Monday, June 2, 2014

Bernal Diaz confesses his fear

Though we have only his own testimony before us in his narration, The Conquest of New Spain, I have no doubt but that Bernal Diaz was an extremely brave and effective soldier, and yet . . .

“It is now a long time since we fought these terrible battles, which continued without intermission day and night, and I cannot be too thankful to the Almighty for my preservation; and now I must relate something extraordinary which befel myself. The reader will remember above that I stated how we could see the Mexicans sacrificing our unfortunate countrymen; how they ripped open their breasts, tore out their palpitating hearts, and offered them to their abominable idols. This sight made a horrible impression on my mind, yet no one must imagine that I was wanting either in courage or determination; on the contrary, I fearlessly exposed myself in every engagement to the greatest dangers, for I felt that I had courage. It was my ambition at that time to pass for a good soldier, and I certainly bore the reputation of being one; and what any of our men ventured, I ventured also, as everyone who was present can testify; yet I must confess that I felt terribly agitated in spirit when I each day saw some of my companions being put to death in the dreadful manner above mentioned, and I was seized with terror at the thought that I might have to share a similar fate! Indeed the Mexicans had on two different occasions laid hold of me, and it was only through the great mercy of God that I escaped from their grasp.

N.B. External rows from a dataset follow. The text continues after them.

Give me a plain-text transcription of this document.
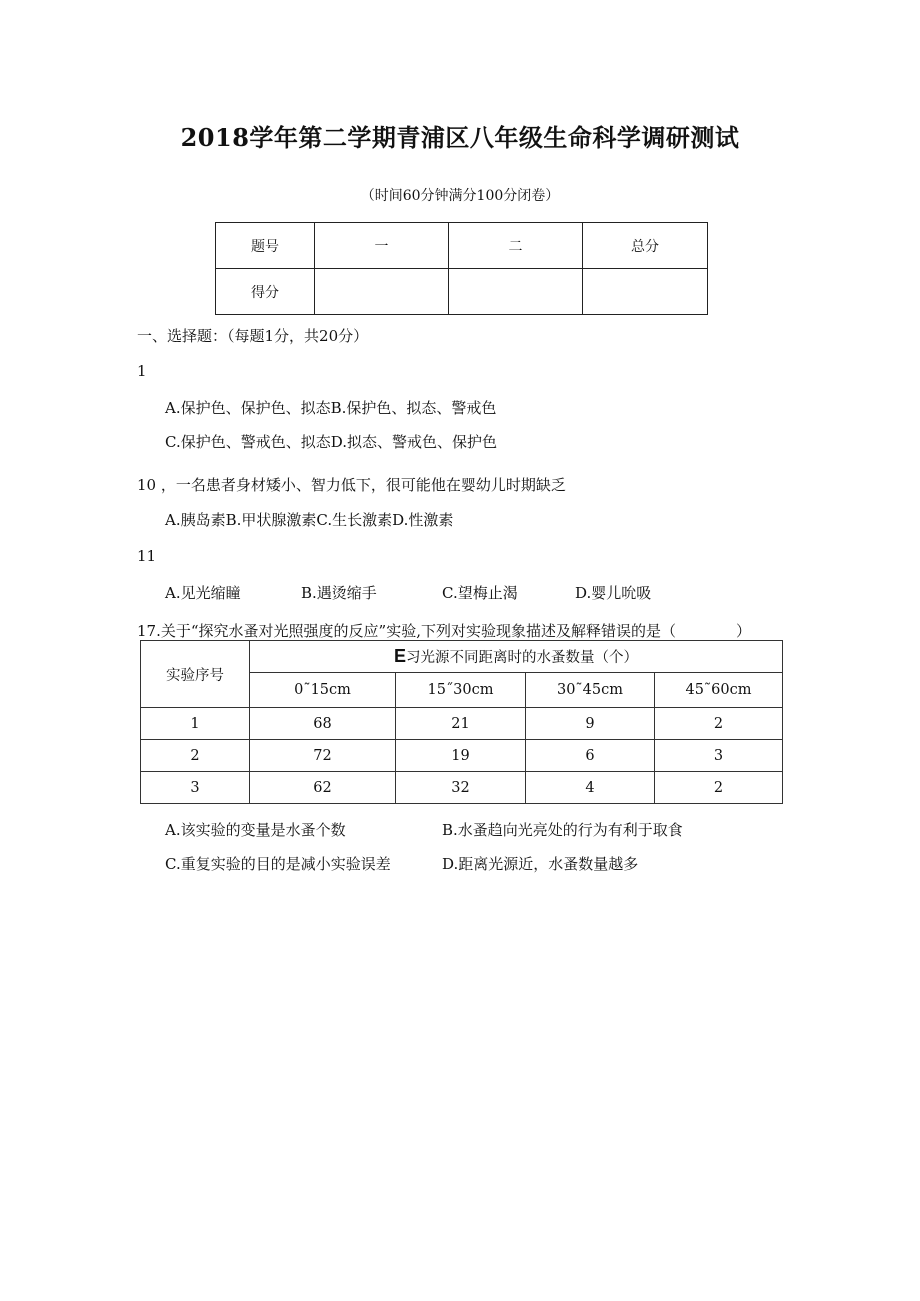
2018学年第二学期青浦区八年级生命科学调研测试
（时间60分钟满分100分闭卷）
题号	一	二	总分
得分			
一、选择题：（每题1分，共20分）
1
A.保护色、保护色、拟态B.保护色、拟态、警戒色
C.保护色、警戒色、拟态D.拟态、警戒色、保护色
10 ，一名患者身材矮小、智力低下，很可能他在婴幼儿时期缺乏
A.胰岛素B.甲状腺激素C.生长激素D.性激素
11
A.见光缩瞳	B.遇烫缩手	C.望梅止渴	D.婴儿吮吸
17.关于“探究水蚤对光照强度的反应”实验,下列对实验现象描述及解释错误的是（　　　　）
实验序号	E习光源不同距离时的水蚤数量（个）			
	0˜15cm	15˝30cm	30˜45cm	45˜60cm
1	68	21	9	2
2	72	19	6	3
3	62	32	4	2
A.该实验的变量是水蚤个数	B.水蚤趋向光亮处的行为有利于取食
C.重复实验的目的是减小实验误差	D.距离光源近，水蚤数量越多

I could no longer divest myself of the thoughts of ending my life in this shocking manner, and each time, before we made an attack upon the enemy, a cold shudder ran through my body, and I felt oppressed by excessive melancholy. It was then I fell upon my knees, and commended myself to the protection of God and the blessed Virgin; and from my prayers I rushed straightway into the battle, and all fear instantly vanished. This feeling appeared the more unaccountable to me, since I had encountered so many perils at sea, fought so many sanguinary battles in the open field, been present on so many dangerous marches through forests and mountains, stormed and defended so many towns; for there were very few great battles fought by our troops in New Spain in which I was not present. In these perils of various natures I never felt the fear I did subsequent to that time when the Mexicans captured sixty-two of our men, and we were compelled to see them thus slaughtered one by one, without being able to render them assistance. I leave those cavaliers to judge who are acquainted with war, and know from experience what dangers a man is exposed to in battle, whether it was want of courage which raised this feeling in me. Certain it is that I each day pictured to myself the whole extent of the danger into which I was obliged to plunge myself; nevertheless, I fought with my accustomed bravery, and all sensation of fear fled from me as soon as I espied the enemy. Lastly, I must acquaint the reader that the Mexicans never killed our men in battle if they could possibly avoid it, but merely wounded them, so far as to render them incapable of defending themselves, in order that they might take as many of them alive as possible, to have the satisfaction of sacrificing them to their warrior-god Huitzilopochtli, after they had amused themselves by making them dance before him, adorned with feathers. [Bernal Diaz, The Conquest of New Spain, Kindle locations 10040-10063]

Comment: Was the fervent praying Diaz engaged in before battle taken into consideration by Nicholas Wade? Not as far as I’ve read. Wade describes religion as providing a personal overseer (sort of like Freud’s Superego) who would have kept him apprised of how he ought to behave in the coming battle, but would this overseer also provide Diaz with the strength to accomplish that behavior and more importantly rescue him if he got in over his head? Diaz thought so, and he did after all survive, and since he wrote his book when he was in his seventies, he had made it into old age with nothing changing his mind.

Diaz was a brave and a very-effective soldier and yet he felt fear as a result of seeing the torture the Aztecs engaged in before killing the 62 men captured from Cortes’s division earlier. In the modern-day American military “fear” is made light of. Soldiers going into battle will “normally” have the “jitters,” but once the fighting actually starts, they are told, they’ll be okay; which is in effect what Diaz describes as his behavior. He feels a bit guilty about the fear, but the modern soldier is told that fear is okay as long as it isn’t incapacitating, as long as it doesn’t prevent the soldier from doing his job. Bravery consists in overcoming that fear, and after all, there are comrades to the right and to the left. One doesn’t want to let them down now does one?